Lui si blocca e lei si volta verso di me, come se non sapesse come uscire da quell'impiccio. Poi decide di restare sul vago.
"Un... piccolo incidente di percorso. Magari più avanti ti spiegherò meglio di cosa si è trattato." dice.
"Ehm... andiamo... a cercare il dottore?" le chiedo e lei annuisce. La porto fuori dalla stanza di Romano e quando siamo abbastanza lontani da non essere ascoltati da lui, prendo anche l'altra mano di Dora e le chiedo: "Perché stai facendo tutto questo, tesoro?"
"Perché io non sopporto l'idea di un essere umano, costretto a letto e in più tormentato dai ricordi del modo in cui si è comportato in passato. Lo so, lui ti ha fatto soffrire molto, ma... ti prego, se puoi cerca di perdonammi... io non riesco a provare odio per un'altra persona." spiega lei. La sua voce trema leggermente e quasi mi spaventa. È come se, tutto ad un tratto, fosse tornata la sua paura degli uomini... o peggio: la sua paura di non essere compresa.
"Perché ti spaventa l'idea di parlarne? Io non ce l'ho con te... non potrei. Il fatto è che mi sorprendi quando ti comporti in questo modo." le spiego. "È per questo che non potrei mai lasciarti. Sarei un idiota se ti abbandonassi..."
E lo penso davvero. Non potrei lasciarla sola. Sarebbe davvero ingiusto se lo facessi e oltretutto sarei un idiota.
Mi avvicino a lei, le circondo con delicatezza la vita con le braccia e faccio scontrare le nostre labbra. Guardo i suoi occhi, il cui colore si spegne ogni secondo che passa. Spero solo che questo non debba per forza provocarle sofferenza, perché lei proprio non se lo merita, come non meritava tutto quello che ha passato a causa mia e di mio fratello... lo stesso fratello che mi preoccupa tanto.
Vorrei andare a trovarlo, ma forse per lei è troppo da sopportare... eppure non posso abbandonarlo. È pur sempre mio fratello.
"Tesoro... ora sono io che devo dirti una cosa" le dico, "e spero che quello che mi hai detto... valga anche per un'altra persona."
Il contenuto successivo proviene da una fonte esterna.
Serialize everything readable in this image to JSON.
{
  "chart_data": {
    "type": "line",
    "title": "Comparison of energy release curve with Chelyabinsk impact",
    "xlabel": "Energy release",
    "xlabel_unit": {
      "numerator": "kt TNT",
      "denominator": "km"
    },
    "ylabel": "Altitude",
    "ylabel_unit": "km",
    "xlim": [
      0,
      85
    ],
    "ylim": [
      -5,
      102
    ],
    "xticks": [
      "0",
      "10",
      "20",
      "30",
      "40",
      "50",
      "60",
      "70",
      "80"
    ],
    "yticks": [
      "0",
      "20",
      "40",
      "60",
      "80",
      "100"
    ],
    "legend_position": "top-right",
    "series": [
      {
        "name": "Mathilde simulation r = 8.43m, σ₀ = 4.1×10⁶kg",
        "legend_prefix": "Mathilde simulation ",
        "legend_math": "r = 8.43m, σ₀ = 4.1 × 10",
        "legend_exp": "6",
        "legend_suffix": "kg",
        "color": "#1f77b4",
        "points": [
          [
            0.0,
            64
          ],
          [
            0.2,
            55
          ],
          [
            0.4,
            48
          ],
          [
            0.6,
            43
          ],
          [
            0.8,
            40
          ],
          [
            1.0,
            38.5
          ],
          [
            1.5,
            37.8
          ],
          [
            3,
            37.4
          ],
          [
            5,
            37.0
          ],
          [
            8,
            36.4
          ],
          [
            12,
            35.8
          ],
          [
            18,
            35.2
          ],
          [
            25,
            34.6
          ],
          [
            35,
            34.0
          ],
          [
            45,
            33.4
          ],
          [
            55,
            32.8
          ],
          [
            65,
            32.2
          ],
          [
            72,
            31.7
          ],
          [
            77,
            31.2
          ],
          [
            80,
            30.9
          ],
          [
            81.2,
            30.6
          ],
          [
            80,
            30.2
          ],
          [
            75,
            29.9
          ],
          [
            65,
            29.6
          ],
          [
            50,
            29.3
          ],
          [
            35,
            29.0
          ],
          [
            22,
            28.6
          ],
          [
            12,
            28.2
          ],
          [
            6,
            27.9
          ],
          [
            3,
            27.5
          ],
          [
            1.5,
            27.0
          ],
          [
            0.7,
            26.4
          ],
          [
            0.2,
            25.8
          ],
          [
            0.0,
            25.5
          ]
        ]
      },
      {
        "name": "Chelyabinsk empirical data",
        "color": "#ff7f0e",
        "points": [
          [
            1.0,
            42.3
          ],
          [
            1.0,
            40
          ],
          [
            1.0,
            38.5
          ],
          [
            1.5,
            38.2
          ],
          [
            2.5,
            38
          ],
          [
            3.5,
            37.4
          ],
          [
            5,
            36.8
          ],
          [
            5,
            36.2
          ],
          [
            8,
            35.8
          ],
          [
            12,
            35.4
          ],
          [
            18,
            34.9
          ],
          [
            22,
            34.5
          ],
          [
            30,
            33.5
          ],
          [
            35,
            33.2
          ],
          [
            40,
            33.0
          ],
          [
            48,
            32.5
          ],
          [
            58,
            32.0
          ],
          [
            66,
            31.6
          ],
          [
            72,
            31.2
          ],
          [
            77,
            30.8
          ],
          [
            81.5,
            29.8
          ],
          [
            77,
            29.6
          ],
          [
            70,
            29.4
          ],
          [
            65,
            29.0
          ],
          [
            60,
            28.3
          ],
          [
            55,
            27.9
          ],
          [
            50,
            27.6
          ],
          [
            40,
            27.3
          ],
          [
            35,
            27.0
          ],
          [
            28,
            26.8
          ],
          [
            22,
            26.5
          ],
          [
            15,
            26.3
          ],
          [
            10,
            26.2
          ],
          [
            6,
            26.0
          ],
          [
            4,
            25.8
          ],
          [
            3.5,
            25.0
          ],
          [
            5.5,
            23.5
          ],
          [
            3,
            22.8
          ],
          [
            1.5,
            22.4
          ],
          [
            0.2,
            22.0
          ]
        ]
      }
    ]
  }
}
"Mattia?" chiede e mi stupisco di quanto possa essere intuitiva.
"Esatto. Vedi, il fatto è che lui non è abituato alla prigione e non so come se la sta cavando in questo momento."
"È tuo fratello, Michele." dice.
Posa delicatamente le mani sulle mie guance e mi fa girare il viso, portandolo proprio di fronte al suo, come se mi stesse guardando negli occhi, ed il suo sguardo è più vero di tutti gli sguardi di questo mondo presi contemporaneamente. I suoi occhi sono leggermente lucidi, ma le lacrime non escono fuori. Capisco cosa sta facendo. Vuole cercare di non farmi pesare il terrore che prova solo a sentire il nome di mio fratello.
Ora sono io a prenderle il viso tra le mani e accarezzarlo.
"Piccola... so che hai paura... non ho dimenticato quello che ti ha fatto mio fratello. Non l'ho dimenticato, davvero... e ti giuro che non gli permetterò di farti di nuovo del male."